September 2023 – August 2024

Willa Sachs is a fourth-year Ph.D. candidate in Sociology at Yale University and a Junior Fellow at the Yale Center for Cultural Sociology. She received her B.A. in Sociology from Kenyon College in 2016. Prior to attending Yale, she worked at the ABF as the Editorial Coordinator of Law & Social Inquiry. Sachs’ research interests include legal consciousness, legal mobilization, cultural sociology, and social movements.

Sachs has recently published an article (with Jeffrey C. Alexander) in Cultural Sociology. This article examines the role of social movements as a mediating force between public opinion and presidential politics, using the second-wave American feminist movement as a case study.

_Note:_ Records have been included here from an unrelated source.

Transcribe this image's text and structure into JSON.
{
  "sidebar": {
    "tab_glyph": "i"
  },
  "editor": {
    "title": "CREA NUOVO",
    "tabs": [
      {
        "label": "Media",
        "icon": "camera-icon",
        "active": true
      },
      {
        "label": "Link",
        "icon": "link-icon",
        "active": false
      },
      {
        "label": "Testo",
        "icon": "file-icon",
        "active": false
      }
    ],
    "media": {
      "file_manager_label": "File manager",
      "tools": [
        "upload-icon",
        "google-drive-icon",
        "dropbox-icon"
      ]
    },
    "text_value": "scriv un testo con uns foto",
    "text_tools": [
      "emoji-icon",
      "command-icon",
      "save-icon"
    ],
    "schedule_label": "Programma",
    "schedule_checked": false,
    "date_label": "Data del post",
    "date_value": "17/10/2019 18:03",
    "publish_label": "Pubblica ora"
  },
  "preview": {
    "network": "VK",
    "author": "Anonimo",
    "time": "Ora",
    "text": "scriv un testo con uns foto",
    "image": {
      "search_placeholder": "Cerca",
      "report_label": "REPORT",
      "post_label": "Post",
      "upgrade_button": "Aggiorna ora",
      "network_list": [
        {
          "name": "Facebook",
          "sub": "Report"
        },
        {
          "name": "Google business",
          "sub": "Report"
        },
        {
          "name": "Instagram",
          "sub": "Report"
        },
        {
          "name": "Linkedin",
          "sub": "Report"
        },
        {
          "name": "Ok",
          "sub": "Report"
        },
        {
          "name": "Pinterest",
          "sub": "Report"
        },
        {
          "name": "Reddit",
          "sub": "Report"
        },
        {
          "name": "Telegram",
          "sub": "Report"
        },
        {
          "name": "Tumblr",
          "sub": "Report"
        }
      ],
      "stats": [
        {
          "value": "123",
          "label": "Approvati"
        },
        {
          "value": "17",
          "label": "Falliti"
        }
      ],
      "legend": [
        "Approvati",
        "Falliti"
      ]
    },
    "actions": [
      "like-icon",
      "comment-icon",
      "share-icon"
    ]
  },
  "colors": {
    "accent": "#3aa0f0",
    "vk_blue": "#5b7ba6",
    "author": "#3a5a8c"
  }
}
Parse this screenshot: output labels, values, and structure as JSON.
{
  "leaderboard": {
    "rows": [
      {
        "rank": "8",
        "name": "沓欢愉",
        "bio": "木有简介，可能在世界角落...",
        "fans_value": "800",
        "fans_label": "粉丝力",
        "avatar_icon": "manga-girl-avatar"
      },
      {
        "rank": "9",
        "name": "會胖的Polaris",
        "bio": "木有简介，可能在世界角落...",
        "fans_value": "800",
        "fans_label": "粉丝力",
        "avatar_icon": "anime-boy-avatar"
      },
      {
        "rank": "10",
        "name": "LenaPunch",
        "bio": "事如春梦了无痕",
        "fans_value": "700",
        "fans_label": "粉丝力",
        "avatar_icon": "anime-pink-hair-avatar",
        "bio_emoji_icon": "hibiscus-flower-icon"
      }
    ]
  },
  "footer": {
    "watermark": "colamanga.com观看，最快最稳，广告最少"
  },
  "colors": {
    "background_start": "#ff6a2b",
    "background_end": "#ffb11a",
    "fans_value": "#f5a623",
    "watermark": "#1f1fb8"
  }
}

Sachs’ dissertation, “Panther Law: Legal Innovation and Performative Politics in the Black Panther Party, 1966-1971,” focuses on the role of law and legal practice in the ideological and political agenda of the Black Panther Party (BPP). During her time at the ABF, Sachs will work on three dissertation chapters. The first examines the relationship between political trials and the production of liberal legal consciousness through an analysis of four high-profile criminal trials involving the Black Panther Party. The second concerns the role of “people’s tribunals” in the protest repertoire of the BPP, in which activists symbolically convicted state actors or exonerated activists identified as political prisoners. The third considers the function of American constitutional thought in BPP discourse, and in particular its role in the BPP’s demand for all-Black juries.